小学生の校内暴力事件 前年比1.5倍増、警察庁調べ

 警察庁は3月10日、2021年に起きた少年非行などの集計を発表した。小学生から高校生までのいじめに起因する事件の検挙・補導人員は198人で、前年と比べほぼ横ばいだった。校内暴力事件は587件で、前年より80件増加。特に小学生の事件数は1.5倍に増加した。
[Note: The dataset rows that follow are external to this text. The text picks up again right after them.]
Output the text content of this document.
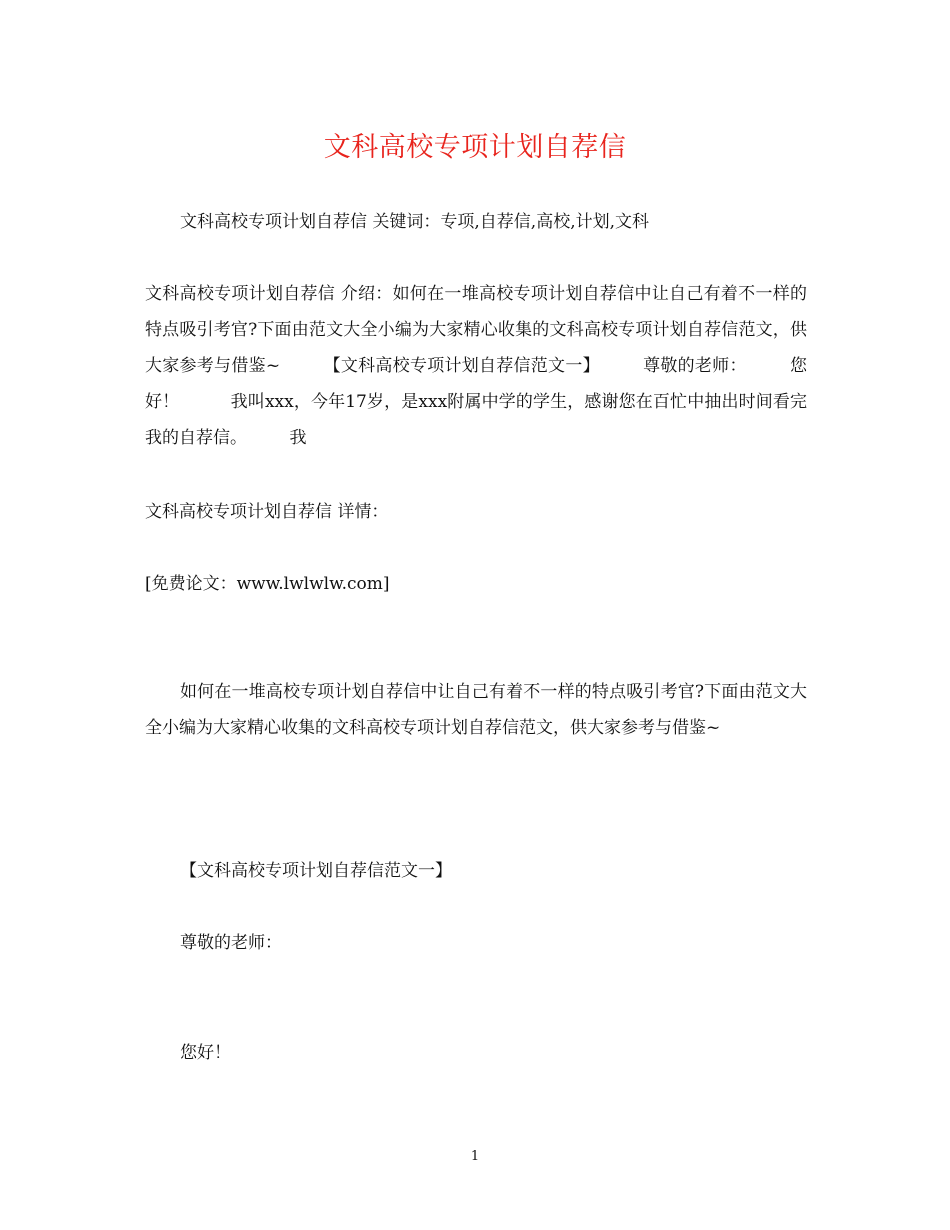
文科高校专项计划自荐信

文科高校专项计划自荐信 关键词：专项,自荐信,高校,计划,文科

文科高校专项计划自荐信 介绍：如何在一堆高校专项计划自荐信中让自己有着不一样的特点吸引考官?下面由范文大全小编为大家精心收集的文科高校专项计划自荐信范文，供大家参考与借鉴~　　　【文科高校专项计划自荐信范文一】　　　尊敬的老师：　　　您好！　　　我叫xxx，今年17岁，是xxx附属中学的学生，感谢您在百忙中抽出时间看完我的自荐信。　　　我

文科高校专项计划自荐信 详情：

[免费论文：www.lwlwlw.com]

如何在一堆高校专项计划自荐信中让自己有着不一样的特点吸引考官?下面由范文大全小编为大家精心收集的文科高校专项计划自荐信范文，供大家参考与借鉴~

【文科高校专项计划自荐信范文一】

尊敬的老师：

您好！

1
 発表によると、いじめに起因する事件は139件発生し、そのうち132件がいじめによる事件、7件がいじめの仕返しによる事件だった。いじめに起因する事件の検挙・補導人員は▽小学生 64人(前年比13人増)▽中学生 91人(同12人減)▽高校生 43人(同2人減)。いじめに起因する事件を犯罪種別に見ると、暴行が最も多く51件、次いで、傷害の28件、児童買春・児童ポルノが14件などだった。インターネットを利用した事件は16件あった。

校内暴力事件数の推移

 校内暴力事件は▽小学生 159件(同53件増)▽中学生 342件(同35件増)▽高校生 86件(同8件減)――で、小学生での増加が目立つ。教師に対する暴力事件は196件あり、前年よりも22件増加した。小学生で30件(同8件増)、中学生で155件(同13件増)、高校生11件(同1件増)だった。